The United States will announce plans to suspend compliance with a landmark nuclear pact with Russia, a move triggering a six-month clock that could lead to its withdrawal from the arms control accord, U.S. officials said.
It was conceivable, however, that Washington could choose not to pull out of the Intermediate-range Nuclear Forces Treaty, if Russia came into compliance with the 1987 arms control accord in that period.
The United States alleges that a new Russian missile, the Novator 9M729, called the SSC-8 by NATO, violates the pact, which bans either side from stationing short- and intermediate-range, land-based missiles in Europe.
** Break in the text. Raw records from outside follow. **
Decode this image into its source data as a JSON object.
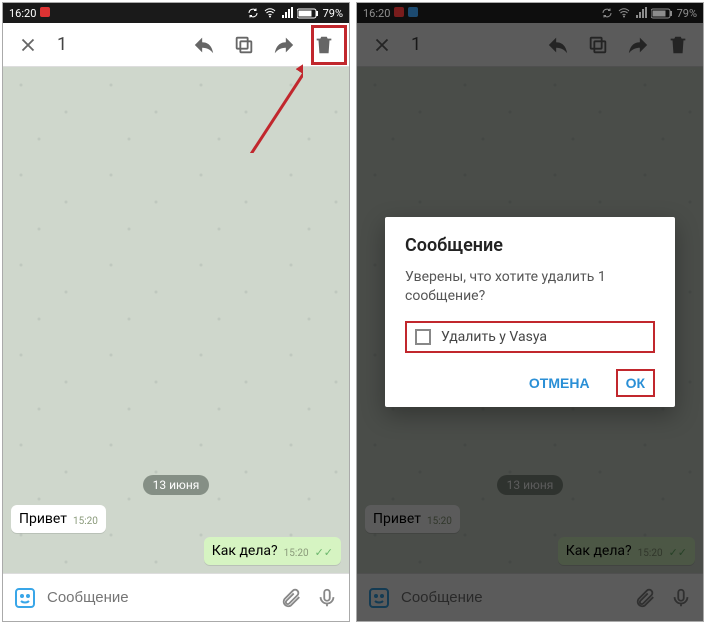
{
  "status": {
    "time": "16:20",
    "battery": "79%"
  },
  "header": {
    "selected_count": "1"
  },
  "chat": {
    "date_label": "13 июня",
    "messages": [
      {
        "text": "Привет",
        "time": "15:20",
        "dir": "in"
      },
      {
        "text": "Как дела?",
        "time": "15:20",
        "dir": "out"
      }
    ]
  },
  "input": {
    "placeholder": "Сообщение"
  },
  "dialog": {
    "title": "Сообщение",
    "body": "Уверены, что хотите удалить 1 сообщение?",
    "checkbox_label": "Удалить у Vasya",
    "cancel": "ОТМЕНА",
    "ok": "ОК"
  }
}
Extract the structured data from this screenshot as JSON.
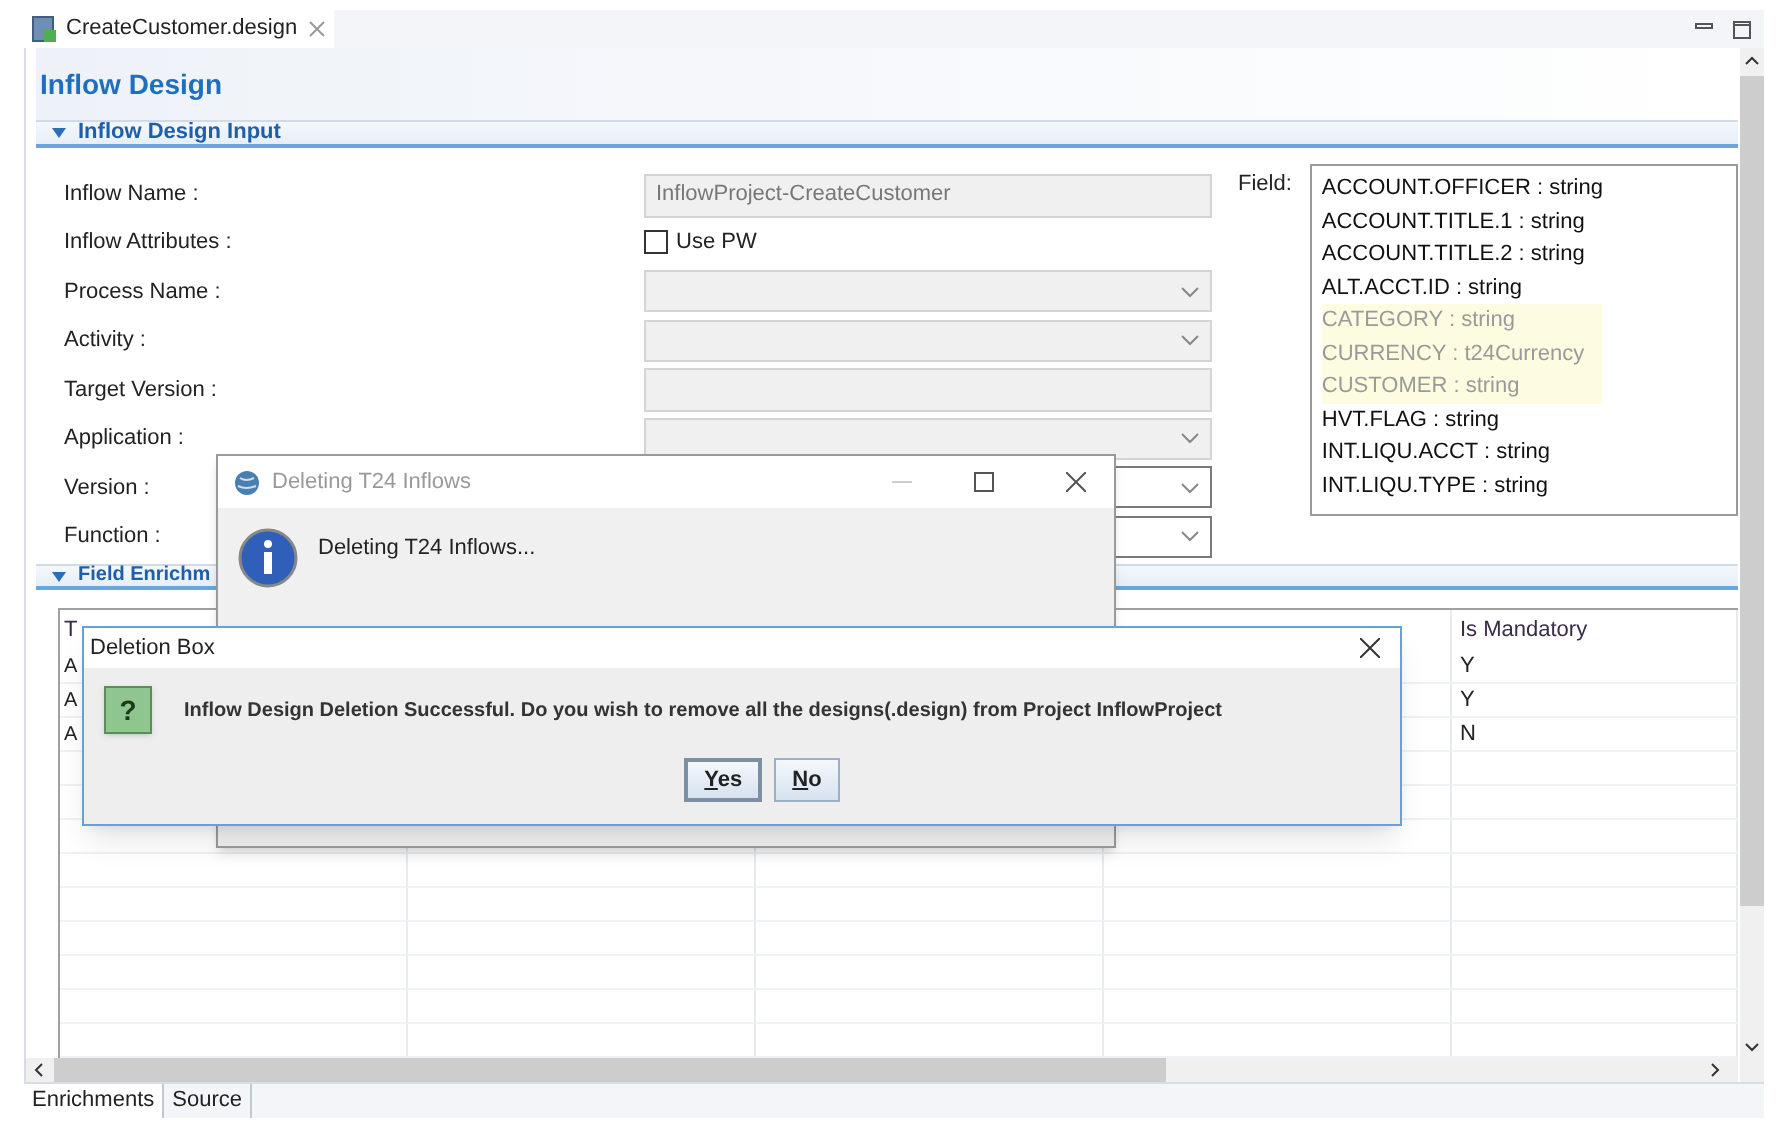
{
  "editor_tab": {
    "title": "CreateCustomer.design",
    "selected": true
  },
  "page_title": "Inflow Design",
  "input_section": {
    "title": "Inflow Design Input",
    "expanded": true,
    "rows": [
      {
        "label": "Inflow Name :",
        "kind": "text",
        "value": "InflowProject-CreateCustomer",
        "disabled": true
      },
      {
        "label": "Inflow Attributes :",
        "kind": "checkbox",
        "option": "Use PW",
        "checked": false
      },
      {
        "label": "Process Name :",
        "kind": "dropdown",
        "disabled": true
      },
      {
        "label": "Activity :",
        "kind": "dropdown",
        "disabled": true
      },
      {
        "label": "Target Version :",
        "kind": "text",
        "disabled": true
      },
      {
        "label": "Application :",
        "kind": "dropdown",
        "disabled": true
      },
      {
        "label": "Version :",
        "kind": "dropdown",
        "disabled": false
      },
      {
        "label": "Function :",
        "kind": "dropdown",
        "disabled": false
      }
    ],
    "field_label": "Field:",
    "fields": [
      {
        "text": "ACCOUNT.OFFICER : string",
        "highlighted": false
      },
      {
        "text": "ACCOUNT.TITLE.1 : string",
        "highlighted": false
      },
      {
        "text": "ACCOUNT.TITLE.2 : string",
        "highlighted": false
      },
      {
        "text": "ALT.ACCT.ID : string",
        "highlighted": false
      },
      {
        "text": "CATEGORY : string",
        "highlighted": true
      },
      {
        "text": "CURRENCY : t24Currency",
        "highlighted": true
      },
      {
        "text": "CUSTOMER : string",
        "highlighted": true
      },
      {
        "text": "HVT.FLAG : string",
        "highlighted": false
      },
      {
        "text": "INT.LIQU.ACCT : string",
        "highlighted": false
      },
      {
        "text": "INT.LIQU.TYPE : string",
        "highlighted": false
      }
    ]
  },
  "enrichment_section": {
    "title": "Field Enrichm",
    "expanded": true,
    "headers": {
      "column_1": "T",
      "column_5": "Is Mandatory"
    },
    "rows": [
      {
        "column_1": "A",
        "column_5": "Y"
      },
      {
        "column_1": "A",
        "column_5": "Y"
      },
      {
        "column_1": "A",
        "column_5": "N"
      }
    ]
  },
  "bottom_tabs": [
    {
      "label": "Enrichments",
      "selected": true
    },
    {
      "label": "Source",
      "selected": false
    }
  ],
  "progress_dialog": {
    "title": "Deleting T24 Inflows",
    "message": "Deleting T24 Inflows..."
  },
  "deletion_dialog": {
    "title": "Deletion Box",
    "icon": "?",
    "message": "Inflow Design Deletion Successful. Do you wish to remove all the designs(.design) from Project InflowProject",
    "buttons": [
      {
        "label": "Yes",
        "focused": true
      },
      {
        "label": "No",
        "focused": false
      }
    ]
  }
}
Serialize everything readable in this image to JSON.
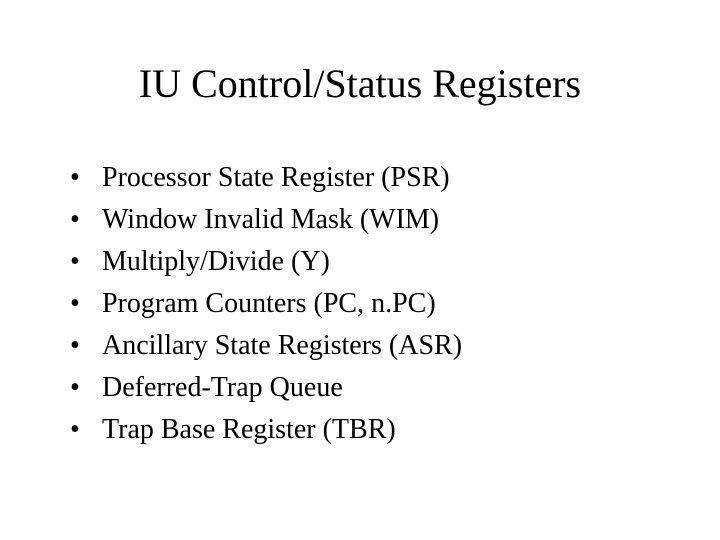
{
  "title": "IU Control/Status Registers",
  "bullets": {
    "b0": "Processor State Register (PSR)",
    "b1": "Window Invalid Mask (WIM)",
    "b2": "Multiply/Divide (Y)",
    "b3": "Program Counters (PC, n.PC)",
    "b4": "Ancillary State Registers (ASR)",
    "b5": "Deferred-Trap Queue",
    "b6": "Trap Base Register (TBR)"
  }
}
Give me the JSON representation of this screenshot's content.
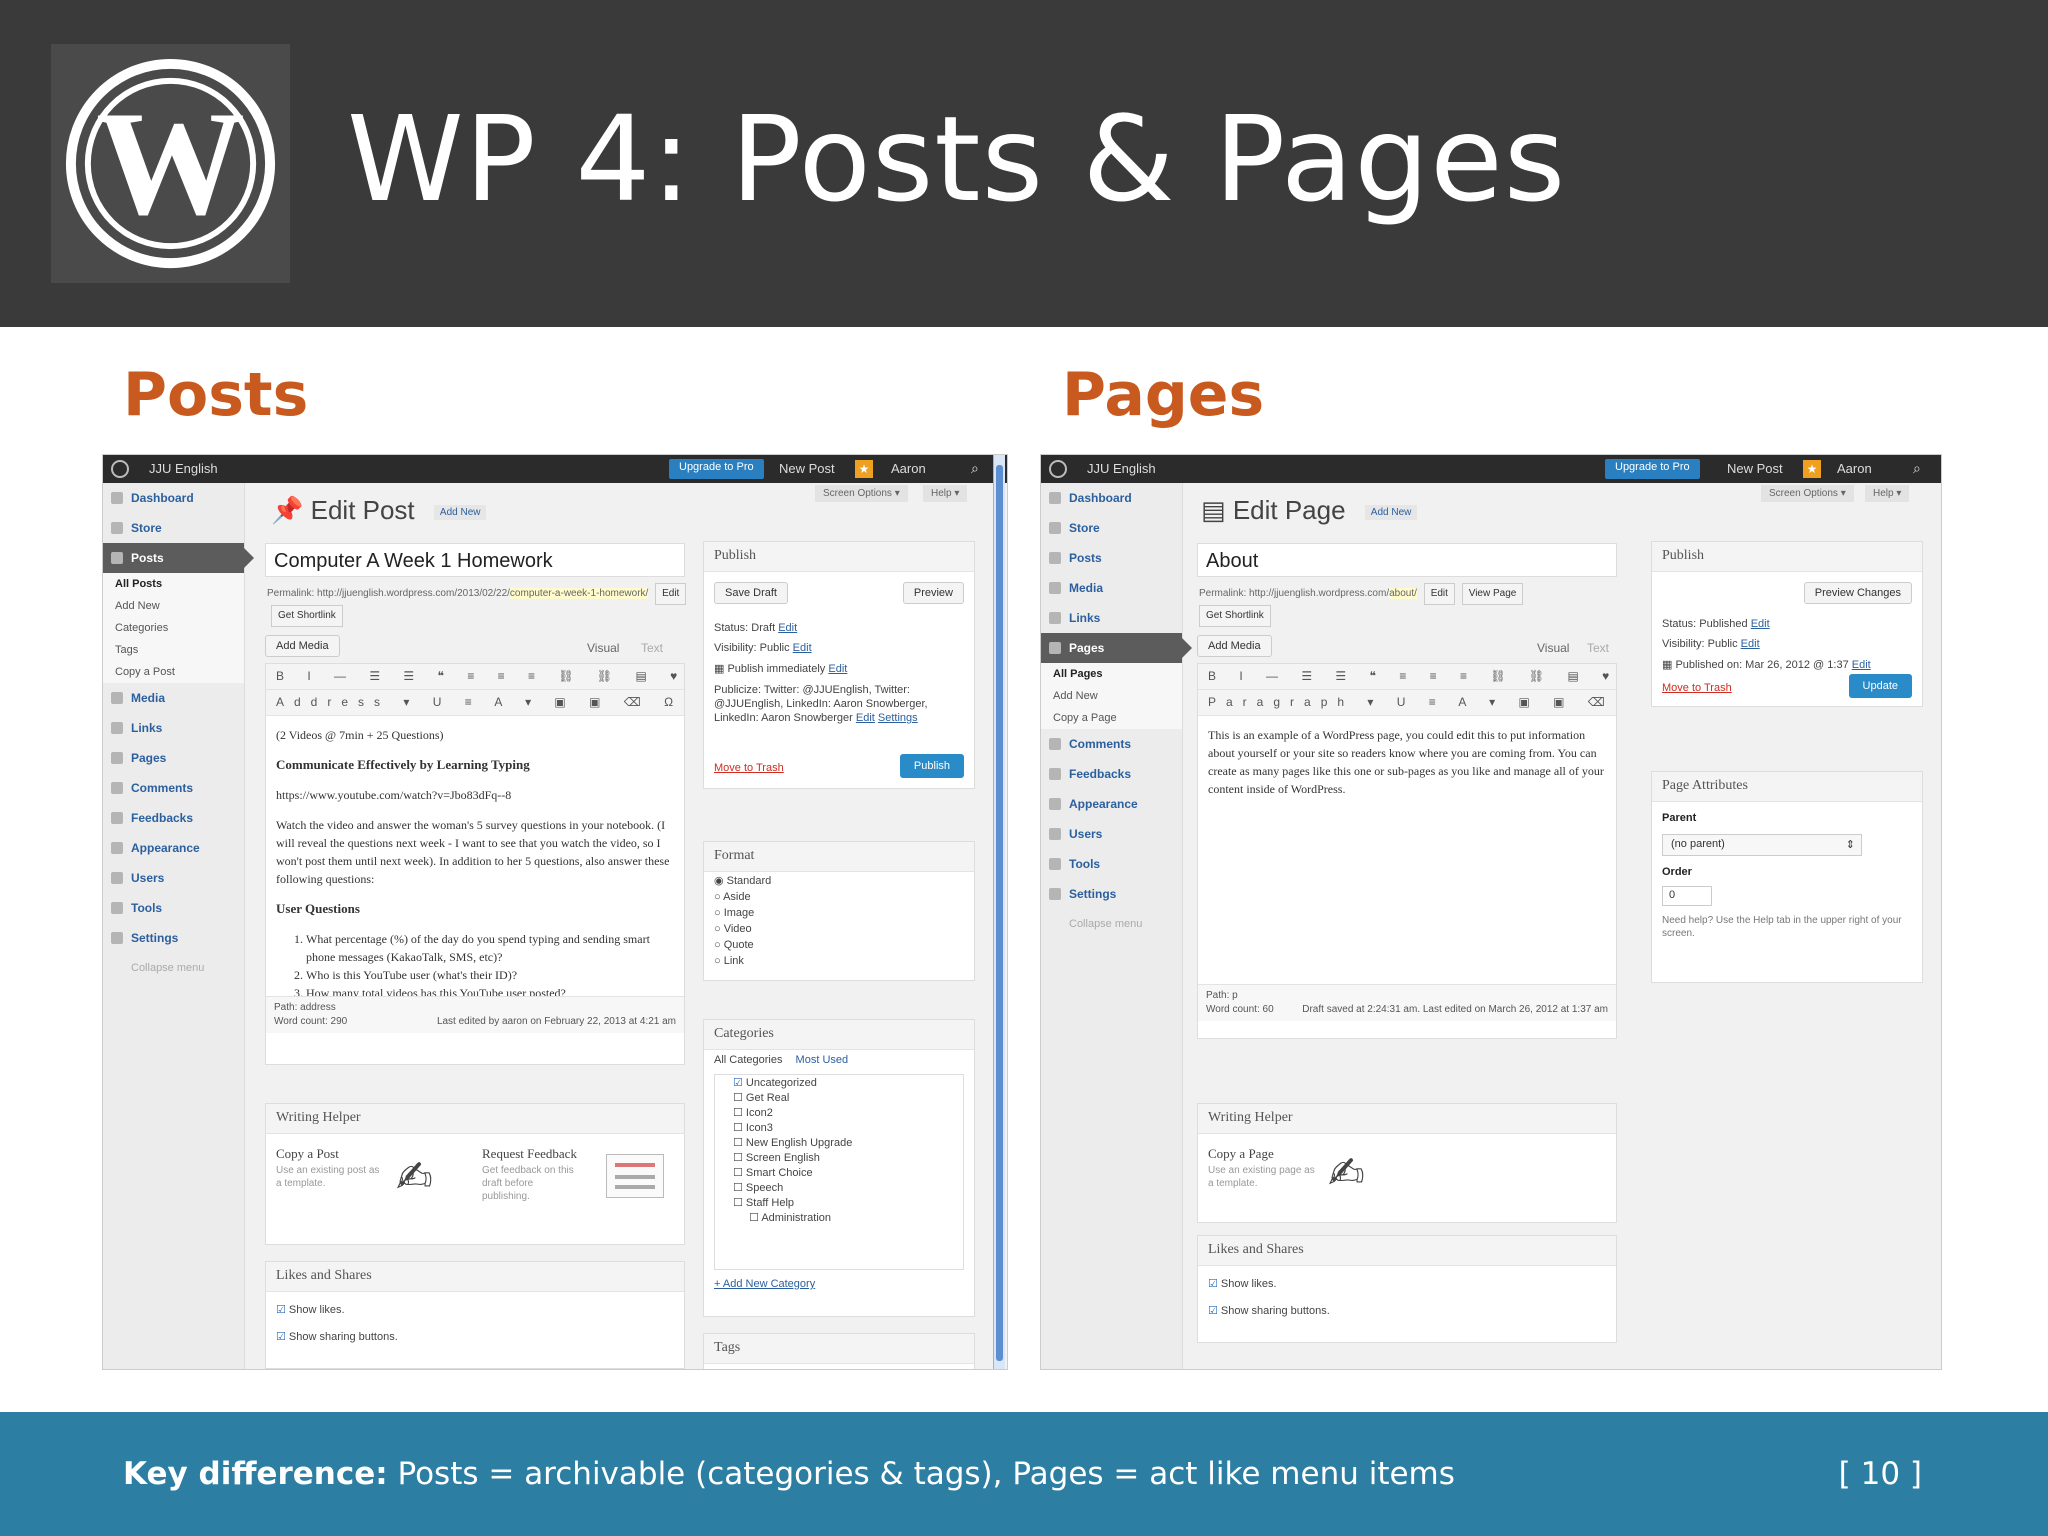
{
  "slide": {
    "title": "WP 4: Posts & Pages",
    "posts_label": "Posts",
    "pages_label": "Pages",
    "footer_bold": "Key difference:",
    "footer_text": " Posts = archivable (categories & tags), Pages = act like menu items",
    "page_number": "[ 10 ]"
  },
  "posts_shot": {
    "adminbar": {
      "site": "JJU English",
      "upgrade": "Upgrade to Pro",
      "new_item": "New Post",
      "user": "Aaron"
    },
    "sidebar": {
      "items": [
        "Dashboard",
        "Store",
        "Posts",
        "Media",
        "Links",
        "Pages",
        "Comments",
        "Feedbacks",
        "Appearance",
        "Users",
        "Tools",
        "Settings"
      ],
      "sub": [
        "All Posts",
        "Add New",
        "Categories",
        "Tags",
        "Copy a Post"
      ],
      "collapse": "Collapse menu"
    },
    "header": {
      "title": "Edit Post",
      "add_new": "Add New",
      "screen_options": "Screen Options ▾",
      "help": "Help ▾"
    },
    "post_title": "Computer A Week 1 Homework",
    "permalink": {
      "label": "Permalink:",
      "base": "http://jjuenglish.wordpress.com/2013/02/22/",
      "slug": "computer-a-week-1-homework/",
      "edit": "Edit",
      "shortlink": "Get Shortlink"
    },
    "media": {
      "add_media": "Add Media",
      "visual": "Visual",
      "text": "Text"
    },
    "toolbar": {
      "row1": "B I — ☰ ☰ ❝ ≡ ≡ ≡ ⛓ ⛓ ▤ ♥ ⛶ ▦",
      "row2": "Address ▾ U ≡ A ▾ ▣ ▣ ⌫ Ω ⇤ ⇥ ↶ ↷ ?"
    },
    "content": {
      "p1": "(2 Videos @ 7min + 25 Questions)",
      "h1": "Communicate Effectively by Learning Typing",
      "p2": "https://www.youtube.com/watch?v=Jbo83dFq--8",
      "p3": "Watch the video and answer the woman's 5 survey questions in your notebook. (I will reveal the questions next week - I want to see that you watch the video, so I won't post them until next week). In addition to her 5 questions, also answer these following questions:",
      "h2": "User Questions",
      "li1": "What percentage (%) of the day do you spend typing and sending smart phone messages (KakaoTalk, SMS, etc)?",
      "li2": "Who is this YouTube user (what's their ID)?",
      "li3": "How many total videos has this YouTube user posted?"
    },
    "editor_foot": {
      "path": "Path: address",
      "word_count": "Word count: 290",
      "last_edited": "Last edited by aaron on February 22, 2013 at 4:21 am"
    },
    "publish": {
      "title": "Publish",
      "save_draft": "Save Draft",
      "preview": "Preview",
      "status": "Status: Draft",
      "visibility": "Visibility: Public",
      "publish_when": "Publish immediately",
      "publicize": "Publicize: Twitter: @JJUEnglish, Twitter: @JJUEnglish, LinkedIn: Aaron Snowberger, LinkedIn: Aaron Snowberger",
      "edit": "Edit",
      "settings": "Settings",
      "trash": "Move to Trash",
      "publish_btn": "Publish"
    },
    "format": {
      "title": "Format",
      "options": [
        "Standard",
        "Aside",
        "Image",
        "Video",
        "Quote",
        "Link"
      ]
    },
    "categories": {
      "title": "Categories",
      "tab_all": "All Categories",
      "tab_used": "Most Used",
      "items": [
        "Uncategorized",
        "Get Real",
        "Icon2",
        "Icon3",
        "New English Upgrade",
        "Screen English",
        "Smart Choice",
        "Speech",
        "Staff Help"
      ],
      "sub_item": "Administration",
      "add_new": "+ Add New Category"
    },
    "tags_title": "Tags",
    "writing_helper": {
      "title": "Writing Helper",
      "copy_title": "Copy a Post",
      "copy_desc": "Use an existing post as a template.",
      "feedback_title": "Request Feedback",
      "feedback_desc": "Get feedback on this draft before publishing."
    },
    "likes": {
      "title": "Likes and Shares",
      "show_likes": "Show likes.",
      "show_sharing": "Show sharing buttons."
    }
  },
  "pages_shot": {
    "adminbar": {
      "site": "JJU English",
      "upgrade": "Upgrade to Pro",
      "new_item": "New Post",
      "user": "Aaron"
    },
    "sidebar": {
      "items": [
        "Dashboard",
        "Store",
        "Posts",
        "Media",
        "Links",
        "Pages",
        "Comments",
        "Feedbacks",
        "Appearance",
        "Users",
        "Tools",
        "Settings"
      ],
      "sub": [
        "All Pages",
        "Add New",
        "Copy a Page"
      ],
      "collapse": "Collapse menu"
    },
    "header": {
      "title": "Edit Page",
      "add_new": "Add New",
      "screen_options": "Screen Options ▾",
      "help": "Help ▾"
    },
    "page_title": "About",
    "permalink": {
      "label": "Permalink:",
      "base": "http://jjuenglish.wordpress.com/",
      "slug": "about/",
      "edit": "Edit",
      "view": "View Page",
      "shortlink": "Get Shortlink"
    },
    "media": {
      "add_media": "Add Media",
      "visual": "Visual",
      "text": "Text"
    },
    "toolbar": {
      "row1": "B I — ☰ ☰ ❝ ≡ ≡ ≡ ⛓ ⛓ ▤ ♥ ⛶ ▦",
      "row2": "Paragraph ▾ U ≡ A ▾ ▣ ▣ ⌫ Ω ⇤ ⇥ ↶ ↷ ?"
    },
    "content": "This is an example of a WordPress page, you could edit this to put information about yourself or your site so readers know where you are coming from. You can create as many pages like this one or sub-pages as you like and manage all of your content inside of WordPress.",
    "editor_foot": {
      "path": "Path: p",
      "word_count": "Word count: 60",
      "saved": "Draft saved at 2:24:31 am. Last edited on March 26, 2012 at 1:37 am"
    },
    "publish": {
      "title": "Publish",
      "preview": "Preview Changes",
      "status": "Status: Published",
      "visibility": "Visibility: Public",
      "published_on": "Published on: Mar 26, 2012 @ 1:37",
      "edit": "Edit",
      "trash": "Move to Trash",
      "update": "Update"
    },
    "attributes": {
      "title": "Page Attributes",
      "parent_label": "Parent",
      "parent_value": "(no parent)",
      "order_label": "Order",
      "order_value": "0",
      "help": "Need help? Use the Help tab in the upper right of your screen."
    },
    "writing_helper": {
      "title": "Writing Helper",
      "copy_title": "Copy a Page",
      "copy_desc": "Use an existing page as a template."
    },
    "likes": {
      "title": "Likes and Shares",
      "show_likes": "Show likes.",
      "show_sharing": "Show sharing buttons."
    }
  },
  "colors": {
    "header_bg": "#3a3a3a",
    "accent_orange": "#c85a1f",
    "footer_bg": "#2d7ea3",
    "wp_blue": "#2a8bc9"
  },
  "icons": {
    "logo": "wordpress-logo-icon",
    "pin": "pushpin-icon",
    "pen": "pen-icon"
  }
}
Russia denies that, saying the missile's range puts it outside the treaty, and it has accused the United States of inventing a false pretext to exit a treaty Washington wants to leave anyway so as to develop new missiles. Russia has also rejected a U.S. demand to destroy the new missile.
"We're going to announce suspension," a U.S. official told Reuters on condition of anonymity.
A second U.S. official said the U.S. action "is reversible" if Russia comes back into compliance during the six-month U.S. suspension. "Then the U.S. would unsuspend," the official said.
The dispute over the treaty is aggravating the worst U.S.-Russia frictions since the end of the Cold War in 1991. Some experts believe the treaty's collapse could undermine other arms control agreements and speed an erosion of the global system designed to block the spread of nuclear arms.